The approval by the Cabinet paves way for immediate establishment of the apex body, which is mandated to ensure that the benefits of GST rate reduction is passed on to consumers.
The GST Council, chaired by the Union Finance Minister, comprising state counterparts, had last week decided to slash tax rates of over 200 items in the GST regime as well as lowered tax rates on AC and non-AC restaurants to 5 percent.
The Council had earlier approved the setting up of a five- member National Anti-Profiteering Authority to enable consumers to file complaint in case price reduction is not passed on.
A five-member committee, headed by Cabinet Secretary PK Sinha, comprising Revenue Secretary Hasmukh Adhia, CBEC Chairman Vanaja Sarna and chief secretaries from two states, has been entrusted to finalise the chairman and members of the authority.
The authority will have a sunset date of two years from the date on which the chairman assumes charge. The chairman and the four members of the authority have to be less than 62 years.
As per the structure of the anti-profiteering mechanism in the GST regime, complaints of local nature will be first sent to the state-level ‘screening committee’, while those of national level will be marked for the ‘Standing Committee.’
If the complaints have merit, the respective committees would refer the cases for further investigation to the Directorate General of Safeguards. The DG Safeguards would generally take about three months to complete the investigation and send the report to the anti-profiteering authority.

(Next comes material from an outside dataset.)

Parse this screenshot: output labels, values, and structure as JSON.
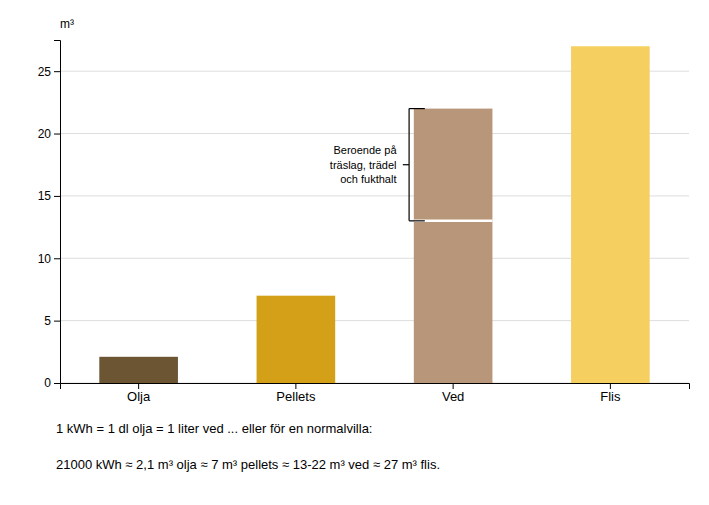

If the authority finds that a company has not passed on GST benefits, it will either direct the entity to pass on the benefits to consumers or if the beneficiary cannot be identified, it will ask the company to transfer the amount to the ‘consumer welfare fund’ within a specified timeline.

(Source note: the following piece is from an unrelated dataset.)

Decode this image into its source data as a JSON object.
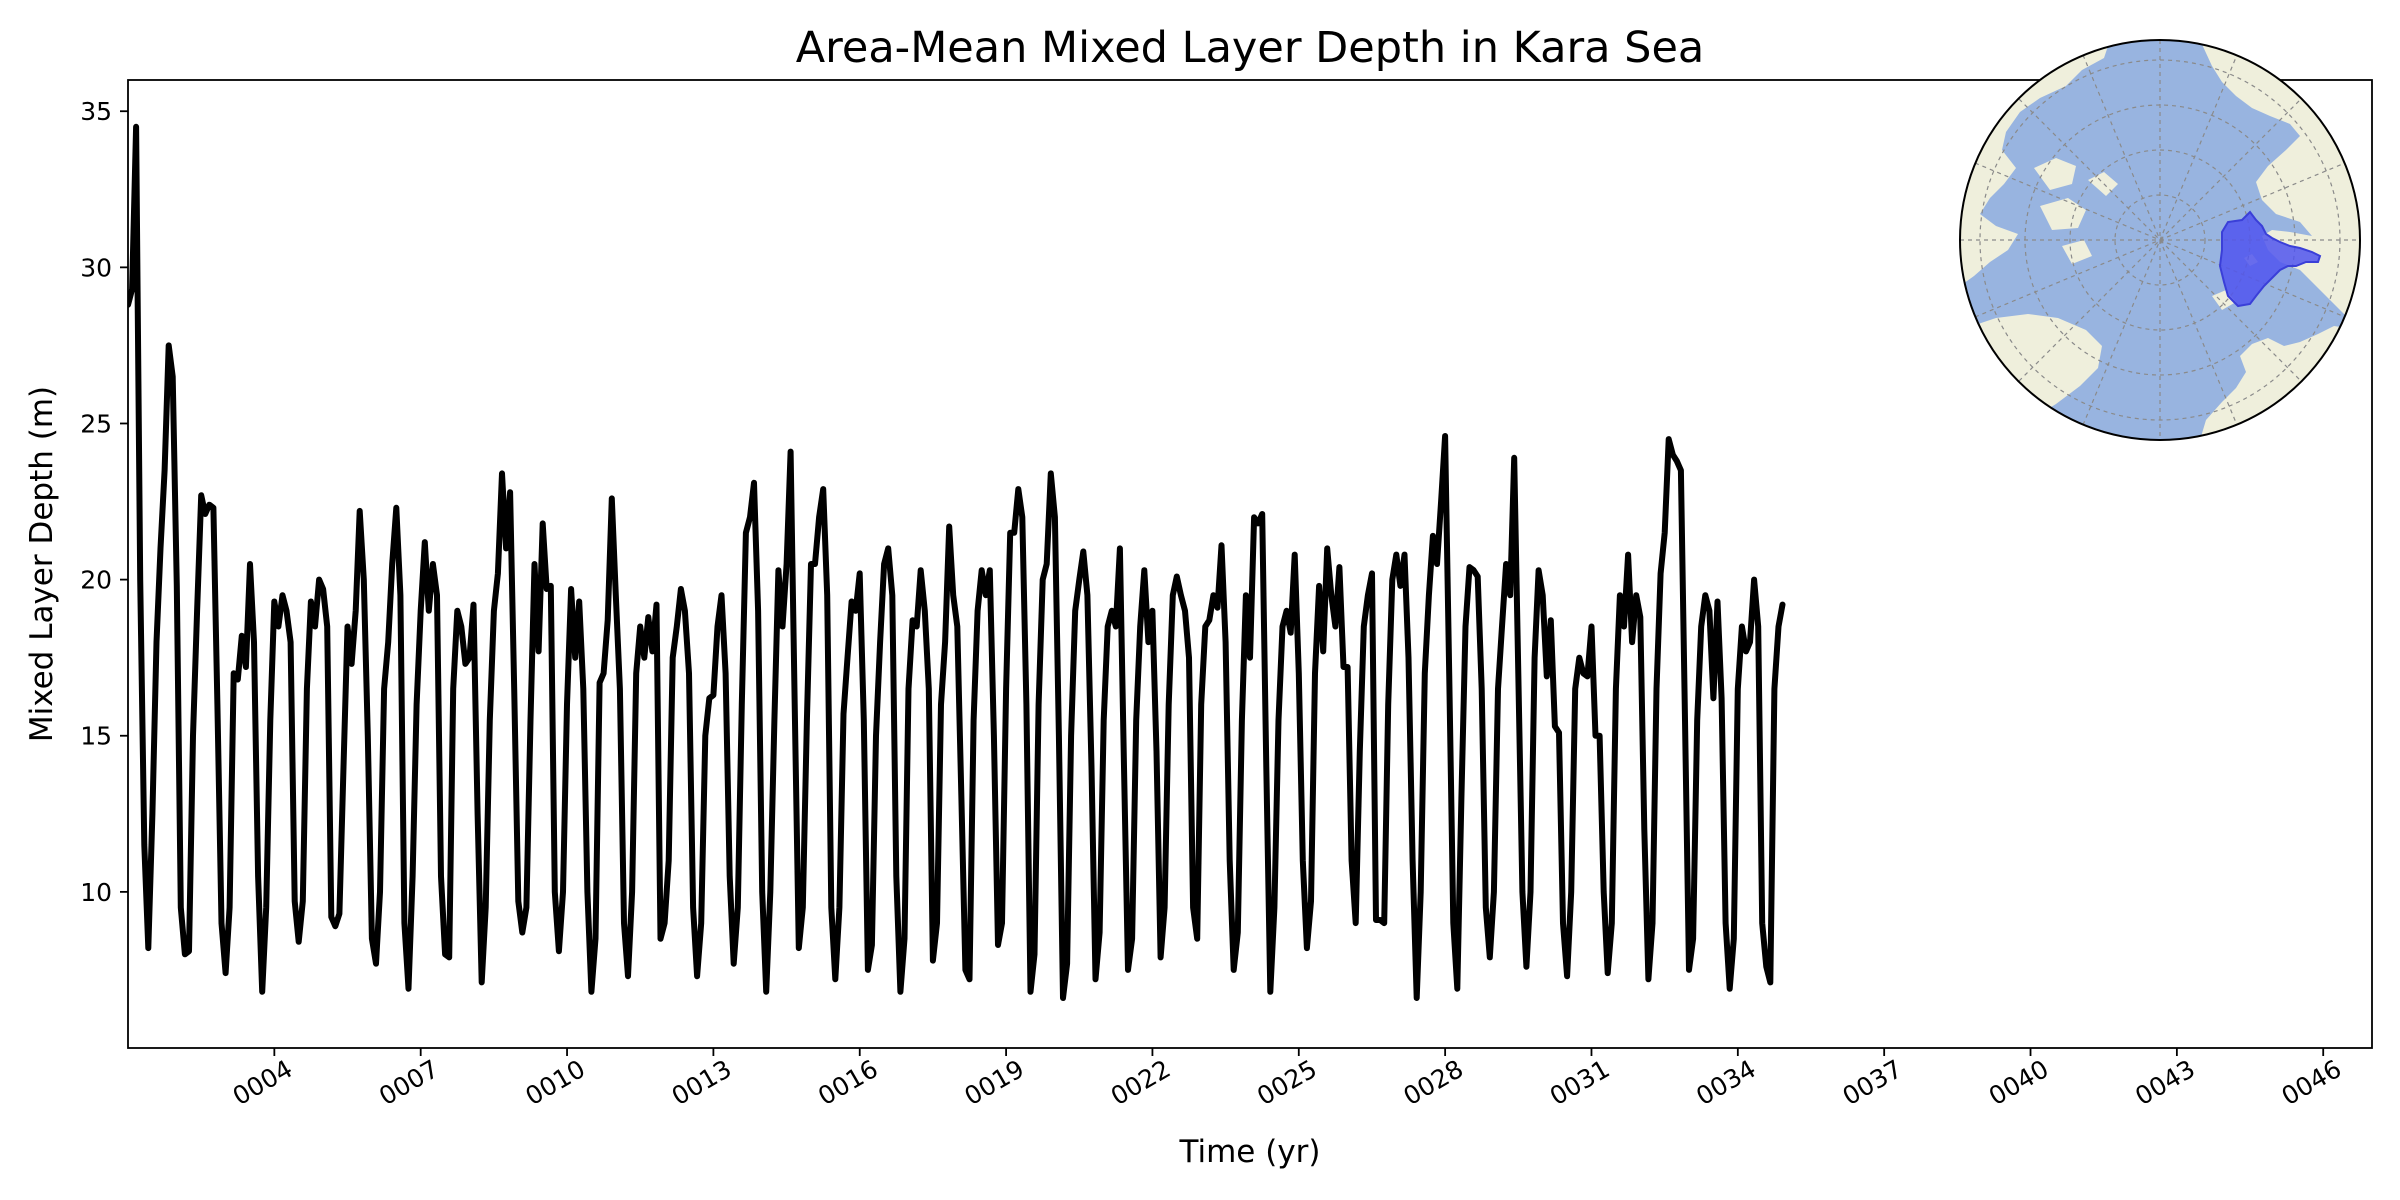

The authority will have the power to cancel registration of any entity or business if it fails to pass on to consumers the benefit of lower taxes under the GST regime, but it would probably be the last step against any violator.
According to the anti-profiteering rules, the authority will suggest return of the undue profit earned from not passing on the reduction in incidence of tax to consumers along with an 18 percent interest, and also impose penalty.